On Monday, currency markets experienced significant volatility, with the ruble falling nearly 22% against the U.S. dollar. In response to this currency move, the Central Bank of Russia raised its key interest rate more than double, from 9.5% to 20%. The ruble reached a new record low against the dollar early in the day.
The US, along with European and Canadian allies, decided to exclude key Russian banks from the SWIFT interbank messaging system, which connects over 11,000 banks and financial institutions in more than 200 countries and territories.
Russia's central bank has been frozen by the U.S. and European allies, effectively draining its foreign reserves.
Some investors and traders were searching for potential disruptions in financial markets beyond Russia due to the sanctions.
According to Dennis DeBusschere of 22V Research, the removal of some Russian banks from SWIFT and the freezing of the Russian central bank's access to its foreign currency reserves held in the West increases economic tail risk, particularly for energy transactions.
Russia can still sell oil, and there may be "loop holes" in its frozen assets that could temporarily mitigate the market disaster.
Russian military vehicles entered Ukraine's second-largest city, Kharkiv, with reports of fighting taking place and residents being warned to stay in shelters. Meanwhile, Russian President Vladimir Putin put his country's nuclear deterrence forces on high alert Sunday amid a growing global backlash against the invasion.
Despite a strong rally at the end of last week, the three major U.S. averages all fell more than 3% for the month, with the Dow being the worst performer and experiencing its worst month since November.
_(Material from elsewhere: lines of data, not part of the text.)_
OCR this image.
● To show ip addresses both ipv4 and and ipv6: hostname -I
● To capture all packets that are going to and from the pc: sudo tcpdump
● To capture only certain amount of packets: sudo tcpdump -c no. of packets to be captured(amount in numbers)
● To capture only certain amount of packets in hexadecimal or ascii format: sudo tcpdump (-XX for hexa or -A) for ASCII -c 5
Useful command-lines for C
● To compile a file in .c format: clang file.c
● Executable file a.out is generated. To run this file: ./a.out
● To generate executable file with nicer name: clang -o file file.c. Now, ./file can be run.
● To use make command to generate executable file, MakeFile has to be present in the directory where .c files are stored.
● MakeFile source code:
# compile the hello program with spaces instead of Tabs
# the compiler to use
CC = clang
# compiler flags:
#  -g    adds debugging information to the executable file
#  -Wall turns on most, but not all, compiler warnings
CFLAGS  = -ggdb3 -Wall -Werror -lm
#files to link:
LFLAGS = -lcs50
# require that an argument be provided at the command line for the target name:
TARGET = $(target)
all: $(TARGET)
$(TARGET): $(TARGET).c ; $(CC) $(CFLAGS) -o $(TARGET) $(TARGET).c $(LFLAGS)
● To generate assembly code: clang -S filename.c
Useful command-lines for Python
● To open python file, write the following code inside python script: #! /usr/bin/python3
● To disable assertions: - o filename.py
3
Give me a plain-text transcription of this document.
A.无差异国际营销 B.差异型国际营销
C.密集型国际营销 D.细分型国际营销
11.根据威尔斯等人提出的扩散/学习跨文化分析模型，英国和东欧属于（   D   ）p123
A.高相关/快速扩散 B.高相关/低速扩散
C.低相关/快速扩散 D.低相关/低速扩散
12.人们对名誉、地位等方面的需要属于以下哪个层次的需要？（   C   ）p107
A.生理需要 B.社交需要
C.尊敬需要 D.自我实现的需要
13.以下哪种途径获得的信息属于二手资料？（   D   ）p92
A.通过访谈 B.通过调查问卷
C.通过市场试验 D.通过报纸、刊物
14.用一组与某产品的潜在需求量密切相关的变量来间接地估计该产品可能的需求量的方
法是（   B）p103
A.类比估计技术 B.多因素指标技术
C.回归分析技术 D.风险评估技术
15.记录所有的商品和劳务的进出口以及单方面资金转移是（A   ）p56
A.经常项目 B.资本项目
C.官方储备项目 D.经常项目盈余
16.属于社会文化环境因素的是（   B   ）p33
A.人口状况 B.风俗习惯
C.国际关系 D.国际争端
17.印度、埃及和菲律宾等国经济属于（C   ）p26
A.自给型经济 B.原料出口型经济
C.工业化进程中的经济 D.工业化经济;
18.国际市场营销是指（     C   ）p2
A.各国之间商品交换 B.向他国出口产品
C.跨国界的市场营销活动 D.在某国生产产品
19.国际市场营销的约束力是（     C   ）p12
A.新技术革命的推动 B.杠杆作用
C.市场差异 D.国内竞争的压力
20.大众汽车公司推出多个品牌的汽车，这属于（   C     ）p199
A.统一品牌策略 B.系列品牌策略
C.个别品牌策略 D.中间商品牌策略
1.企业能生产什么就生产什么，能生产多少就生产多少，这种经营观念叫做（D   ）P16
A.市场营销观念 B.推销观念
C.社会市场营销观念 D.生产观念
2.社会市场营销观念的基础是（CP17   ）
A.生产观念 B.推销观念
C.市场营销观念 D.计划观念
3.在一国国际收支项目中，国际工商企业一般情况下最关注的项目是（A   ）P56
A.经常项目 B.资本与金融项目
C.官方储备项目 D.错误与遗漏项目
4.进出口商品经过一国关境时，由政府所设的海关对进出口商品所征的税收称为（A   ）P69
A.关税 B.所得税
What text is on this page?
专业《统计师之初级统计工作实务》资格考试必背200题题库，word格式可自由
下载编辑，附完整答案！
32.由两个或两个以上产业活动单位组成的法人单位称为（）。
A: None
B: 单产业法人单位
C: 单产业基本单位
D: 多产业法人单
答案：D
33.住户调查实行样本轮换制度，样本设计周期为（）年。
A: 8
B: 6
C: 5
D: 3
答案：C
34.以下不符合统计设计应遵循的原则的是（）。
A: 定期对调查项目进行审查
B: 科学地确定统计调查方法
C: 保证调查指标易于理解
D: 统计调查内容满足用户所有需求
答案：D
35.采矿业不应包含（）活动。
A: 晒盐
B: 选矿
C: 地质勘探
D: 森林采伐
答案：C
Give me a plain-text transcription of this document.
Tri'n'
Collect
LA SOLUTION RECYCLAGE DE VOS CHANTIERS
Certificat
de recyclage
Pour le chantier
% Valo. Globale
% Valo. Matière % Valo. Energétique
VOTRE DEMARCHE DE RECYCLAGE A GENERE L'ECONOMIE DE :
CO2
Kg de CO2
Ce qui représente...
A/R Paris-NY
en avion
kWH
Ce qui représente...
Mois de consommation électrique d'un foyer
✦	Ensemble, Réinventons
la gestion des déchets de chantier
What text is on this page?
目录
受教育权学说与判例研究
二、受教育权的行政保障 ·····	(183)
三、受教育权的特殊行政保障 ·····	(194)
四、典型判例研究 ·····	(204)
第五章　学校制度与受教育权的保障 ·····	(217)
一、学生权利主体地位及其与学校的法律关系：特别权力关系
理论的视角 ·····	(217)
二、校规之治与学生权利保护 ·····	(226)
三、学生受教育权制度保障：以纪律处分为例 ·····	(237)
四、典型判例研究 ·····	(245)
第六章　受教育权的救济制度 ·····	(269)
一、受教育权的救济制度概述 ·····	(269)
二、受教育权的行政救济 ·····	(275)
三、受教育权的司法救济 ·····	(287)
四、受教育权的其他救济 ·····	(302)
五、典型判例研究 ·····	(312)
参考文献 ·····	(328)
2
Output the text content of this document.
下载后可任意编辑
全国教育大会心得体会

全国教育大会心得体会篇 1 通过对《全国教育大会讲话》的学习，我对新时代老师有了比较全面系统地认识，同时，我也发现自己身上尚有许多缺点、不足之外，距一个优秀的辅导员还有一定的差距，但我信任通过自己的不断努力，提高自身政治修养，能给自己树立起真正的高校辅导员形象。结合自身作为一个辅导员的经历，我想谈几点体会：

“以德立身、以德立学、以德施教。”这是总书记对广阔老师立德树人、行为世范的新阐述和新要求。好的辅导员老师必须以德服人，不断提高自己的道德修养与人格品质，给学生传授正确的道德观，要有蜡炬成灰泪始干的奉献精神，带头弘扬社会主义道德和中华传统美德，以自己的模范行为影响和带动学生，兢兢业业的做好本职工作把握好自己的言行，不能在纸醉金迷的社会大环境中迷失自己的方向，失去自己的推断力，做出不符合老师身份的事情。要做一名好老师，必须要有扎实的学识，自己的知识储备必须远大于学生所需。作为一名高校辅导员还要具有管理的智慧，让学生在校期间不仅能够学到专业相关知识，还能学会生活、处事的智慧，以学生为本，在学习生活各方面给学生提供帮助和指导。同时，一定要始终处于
Before the invasion of Ukraine, the Nasdaq, which is heavily weighted towards tech stocks, was already experiencing a decline.
Phillip Toews, CEO of Toews Asset Management, stated that the conflict arises from our existing base case, which suggests that we were already at risk of a bear market due to valuations, rising rates, inflation, and the absence of a Fed put.
Despite some short-term rallies like last week, Toews stated that the markets are not looking great at the moment.
Futures for commodities such as oil and natural gas experienced varying movements on Monday. Oil futures increased by approximately 5% to around $95.91 per barrel, while natural gas futures decreased slightly.
Despite the increase in commodity prices, oil stocks experienced mixed performance. The shares of BP and Shell in London declined sharply, while Occidental Petroleum's stock rose by nearly 13%.
The conflict prompted some policymakers to worry about the reliance on fossil fuels, resulting in a more than 8% increase in solar energy stocks, particularly Enphase Energy.
On Monday, Russia shut down its stock exchange, while the in U.S. trading plummeted by 30%. European banks, particularly Deutsche Bank, experienced significant losses due to their exposure to Russia.